Explaining domestic violence and spousal abuse

by Bev Llorente, ABS-CBN News

 

LAS VEGAS, NV — Nevada holds the record as the top state in domestic violence abuse fatalities. BA talked to willing Pinay victims of domestic abuse, as well as experts, how to prevent becoming a victim.

A black eye, a swollen lip, and unexplained bruising are outward signs of blatant physical abuse.

“I said don’t talk to me anymore, I don’t want to have a relationship with you… but he grabbed me, and it just got more violent because I was refusing,” said one Pinay victim.

This Las Vegas Pinay, who asked to conceal her identity, claims that she was recently abused and battered by the man she was in a relationship with for over two years.
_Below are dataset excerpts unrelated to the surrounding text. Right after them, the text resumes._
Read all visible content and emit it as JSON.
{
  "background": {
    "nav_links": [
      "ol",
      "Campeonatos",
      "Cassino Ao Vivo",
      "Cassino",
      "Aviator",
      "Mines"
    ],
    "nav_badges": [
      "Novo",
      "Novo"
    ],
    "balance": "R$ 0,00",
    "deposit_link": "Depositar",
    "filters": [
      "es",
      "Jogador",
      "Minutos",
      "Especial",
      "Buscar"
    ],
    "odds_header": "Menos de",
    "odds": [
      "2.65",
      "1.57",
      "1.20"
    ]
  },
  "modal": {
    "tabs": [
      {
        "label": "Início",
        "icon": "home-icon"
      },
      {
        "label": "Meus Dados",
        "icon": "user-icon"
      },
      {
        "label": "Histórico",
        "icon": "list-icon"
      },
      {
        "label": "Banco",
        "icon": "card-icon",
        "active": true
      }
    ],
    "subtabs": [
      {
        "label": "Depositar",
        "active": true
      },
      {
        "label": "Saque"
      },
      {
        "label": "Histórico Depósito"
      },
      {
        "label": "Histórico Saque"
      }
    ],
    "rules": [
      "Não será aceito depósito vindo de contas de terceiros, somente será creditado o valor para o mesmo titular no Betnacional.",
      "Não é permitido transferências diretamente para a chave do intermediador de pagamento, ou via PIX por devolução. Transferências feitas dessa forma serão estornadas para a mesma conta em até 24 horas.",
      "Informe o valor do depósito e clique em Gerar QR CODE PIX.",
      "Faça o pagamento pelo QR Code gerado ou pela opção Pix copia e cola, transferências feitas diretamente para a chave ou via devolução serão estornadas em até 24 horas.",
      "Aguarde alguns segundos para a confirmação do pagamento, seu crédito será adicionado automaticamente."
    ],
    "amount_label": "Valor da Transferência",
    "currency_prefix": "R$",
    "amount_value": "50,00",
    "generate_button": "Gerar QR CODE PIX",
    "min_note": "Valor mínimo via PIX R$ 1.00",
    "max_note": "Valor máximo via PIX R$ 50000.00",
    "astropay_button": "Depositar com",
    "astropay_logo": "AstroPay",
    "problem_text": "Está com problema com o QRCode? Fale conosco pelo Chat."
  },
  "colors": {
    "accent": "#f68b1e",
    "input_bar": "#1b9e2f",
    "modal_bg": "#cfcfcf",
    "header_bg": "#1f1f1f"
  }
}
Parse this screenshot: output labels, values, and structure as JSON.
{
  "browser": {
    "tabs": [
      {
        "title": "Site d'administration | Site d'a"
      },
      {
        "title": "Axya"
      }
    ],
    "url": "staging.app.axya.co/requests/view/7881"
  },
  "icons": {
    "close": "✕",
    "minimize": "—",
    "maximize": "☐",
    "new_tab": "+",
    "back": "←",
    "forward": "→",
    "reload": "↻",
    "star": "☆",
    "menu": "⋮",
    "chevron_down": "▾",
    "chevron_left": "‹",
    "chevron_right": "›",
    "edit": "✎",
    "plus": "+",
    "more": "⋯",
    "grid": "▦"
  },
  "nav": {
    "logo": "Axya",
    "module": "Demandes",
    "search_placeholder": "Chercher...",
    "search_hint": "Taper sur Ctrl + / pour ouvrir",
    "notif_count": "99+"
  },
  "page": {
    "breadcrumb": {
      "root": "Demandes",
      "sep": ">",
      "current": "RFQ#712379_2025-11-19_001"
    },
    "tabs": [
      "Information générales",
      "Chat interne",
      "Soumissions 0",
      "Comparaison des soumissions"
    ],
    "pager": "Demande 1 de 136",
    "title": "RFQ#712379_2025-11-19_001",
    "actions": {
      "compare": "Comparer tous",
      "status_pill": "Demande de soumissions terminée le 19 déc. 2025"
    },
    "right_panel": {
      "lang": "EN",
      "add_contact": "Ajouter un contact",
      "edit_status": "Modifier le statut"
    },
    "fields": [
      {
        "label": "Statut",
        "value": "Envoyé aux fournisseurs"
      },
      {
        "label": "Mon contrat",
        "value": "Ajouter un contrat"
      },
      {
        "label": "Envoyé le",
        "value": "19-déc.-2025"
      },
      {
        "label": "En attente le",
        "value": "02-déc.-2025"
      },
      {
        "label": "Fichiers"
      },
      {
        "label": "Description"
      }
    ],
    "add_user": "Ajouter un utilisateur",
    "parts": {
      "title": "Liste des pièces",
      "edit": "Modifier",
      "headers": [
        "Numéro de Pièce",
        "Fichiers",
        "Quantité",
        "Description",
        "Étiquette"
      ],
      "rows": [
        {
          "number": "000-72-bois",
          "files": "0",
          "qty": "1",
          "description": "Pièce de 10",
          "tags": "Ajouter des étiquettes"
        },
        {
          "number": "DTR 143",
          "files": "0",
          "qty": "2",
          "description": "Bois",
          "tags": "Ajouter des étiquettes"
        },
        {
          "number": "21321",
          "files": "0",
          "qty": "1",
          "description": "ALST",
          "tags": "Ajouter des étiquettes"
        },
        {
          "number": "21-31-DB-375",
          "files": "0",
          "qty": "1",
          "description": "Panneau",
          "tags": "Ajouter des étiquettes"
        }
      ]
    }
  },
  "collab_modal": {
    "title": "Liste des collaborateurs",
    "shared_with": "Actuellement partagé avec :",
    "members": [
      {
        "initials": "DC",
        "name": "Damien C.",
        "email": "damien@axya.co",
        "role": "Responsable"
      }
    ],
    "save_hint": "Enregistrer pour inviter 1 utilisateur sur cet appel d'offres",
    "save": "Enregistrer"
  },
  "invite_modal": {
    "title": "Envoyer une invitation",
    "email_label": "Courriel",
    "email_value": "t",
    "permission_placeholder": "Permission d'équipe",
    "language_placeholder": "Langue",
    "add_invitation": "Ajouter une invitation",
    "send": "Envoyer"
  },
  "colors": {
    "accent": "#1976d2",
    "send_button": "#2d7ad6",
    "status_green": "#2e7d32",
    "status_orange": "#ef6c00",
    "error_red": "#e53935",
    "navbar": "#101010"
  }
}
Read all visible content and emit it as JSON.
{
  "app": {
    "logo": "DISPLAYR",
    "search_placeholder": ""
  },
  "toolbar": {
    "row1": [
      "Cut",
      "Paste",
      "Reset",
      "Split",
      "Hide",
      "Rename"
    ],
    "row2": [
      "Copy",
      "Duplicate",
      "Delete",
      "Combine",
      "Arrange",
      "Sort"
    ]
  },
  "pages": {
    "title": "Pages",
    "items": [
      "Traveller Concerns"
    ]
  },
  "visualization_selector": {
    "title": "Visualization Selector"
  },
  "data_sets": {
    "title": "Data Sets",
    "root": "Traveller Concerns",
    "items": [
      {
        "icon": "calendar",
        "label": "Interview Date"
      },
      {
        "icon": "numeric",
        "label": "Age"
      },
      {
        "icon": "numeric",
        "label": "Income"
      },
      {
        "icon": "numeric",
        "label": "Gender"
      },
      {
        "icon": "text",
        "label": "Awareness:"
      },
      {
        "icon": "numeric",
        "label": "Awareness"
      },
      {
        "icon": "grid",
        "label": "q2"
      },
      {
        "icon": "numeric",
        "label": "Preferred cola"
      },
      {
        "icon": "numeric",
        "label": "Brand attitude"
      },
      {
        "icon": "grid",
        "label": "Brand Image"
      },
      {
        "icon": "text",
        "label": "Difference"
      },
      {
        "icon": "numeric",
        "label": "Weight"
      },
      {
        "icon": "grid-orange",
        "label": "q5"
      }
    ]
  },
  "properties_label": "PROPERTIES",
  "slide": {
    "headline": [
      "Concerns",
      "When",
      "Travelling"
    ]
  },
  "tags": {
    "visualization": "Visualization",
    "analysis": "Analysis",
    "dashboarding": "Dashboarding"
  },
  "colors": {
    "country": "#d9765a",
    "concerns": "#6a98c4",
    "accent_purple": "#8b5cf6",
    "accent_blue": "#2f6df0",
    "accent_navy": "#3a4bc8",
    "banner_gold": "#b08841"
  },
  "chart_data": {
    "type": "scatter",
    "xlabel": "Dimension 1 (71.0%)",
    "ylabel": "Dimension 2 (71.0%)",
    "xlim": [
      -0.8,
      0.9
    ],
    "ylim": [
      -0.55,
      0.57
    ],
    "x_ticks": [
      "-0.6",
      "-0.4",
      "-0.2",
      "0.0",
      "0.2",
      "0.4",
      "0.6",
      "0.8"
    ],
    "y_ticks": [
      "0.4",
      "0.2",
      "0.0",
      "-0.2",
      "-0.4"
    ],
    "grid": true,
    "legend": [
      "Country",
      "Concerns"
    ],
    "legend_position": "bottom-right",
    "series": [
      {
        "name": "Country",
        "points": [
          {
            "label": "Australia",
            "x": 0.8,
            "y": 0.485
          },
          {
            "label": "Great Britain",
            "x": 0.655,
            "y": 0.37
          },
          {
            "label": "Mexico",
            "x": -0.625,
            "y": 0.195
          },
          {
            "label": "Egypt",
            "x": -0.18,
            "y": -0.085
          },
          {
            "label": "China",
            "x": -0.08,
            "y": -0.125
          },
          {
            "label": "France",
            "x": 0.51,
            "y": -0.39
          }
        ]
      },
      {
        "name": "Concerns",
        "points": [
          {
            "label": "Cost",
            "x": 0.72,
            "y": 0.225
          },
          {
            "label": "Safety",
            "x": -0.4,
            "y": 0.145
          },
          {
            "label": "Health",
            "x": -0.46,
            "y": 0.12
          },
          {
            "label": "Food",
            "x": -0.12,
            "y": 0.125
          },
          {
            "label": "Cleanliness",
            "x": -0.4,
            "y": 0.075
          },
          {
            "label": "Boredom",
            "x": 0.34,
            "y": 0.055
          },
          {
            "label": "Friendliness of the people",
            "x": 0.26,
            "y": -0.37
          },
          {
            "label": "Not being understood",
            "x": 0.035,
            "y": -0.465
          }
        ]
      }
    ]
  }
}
“First two months, you could see that he is very jealous even in the beginning. I wanted to step back… but he is like no, he is always threatening me and blackmailing me all the time.”

For now, she vows not to go back to her ex-boyfriend — and plans to file for a temporary restraining order and press charges against him.

Dr. Rhigel Alforque Tan, of iCarePsychiatry health clinic in Las Vegas is an advocate for domestic violence victims.

Tan says that many fear the shame and stigma of abuse, especially if the abuser holds a prominent job or holds a role in the community.

He adds that domestic violence laws apply not only to couples — but also to relatives, roommates, domestic partners, and even children.

“A person who is depressed is irritable, angry, and have some behavioral problem, which could lead to some problems with relationship… and most of the time it may lead to domestic violence and spousal abuse.”

Studies show that economic stress is one of the many factors that can lead to domestic violence.

However, having money offers no immunity from violence because wealthy people are just as prone to domestic violence as poor or middle class people, Tan says.

In 2014, the Filipino community was stunned when a Pinoy brutally stabbed his wife to death.

Questions continue to loom on what triggered 40-year-old Richard Dahan to murder his own wife.

Magdayo Dahan was sentenced to life, with the eligibility of parole after 20 years.

In 2016, Pinoy Arthur Lopez was arrested for allegedly killing his own wife. He is scheduled for a jury trial in June.

While the Clark County District Attorney’s office typically receives 10 to 20 new cases each day, the D.A. says that these cases are difficult to prosecute — especially when victims fear retaliation.

Some victims are unwilling to come out.

Anyone who believes they are a victim of domestic violence, or knows someone experience any kind of domestic abuse, can call the hotline at 1-800-799-SAFE, or go online to domesticshelters.org.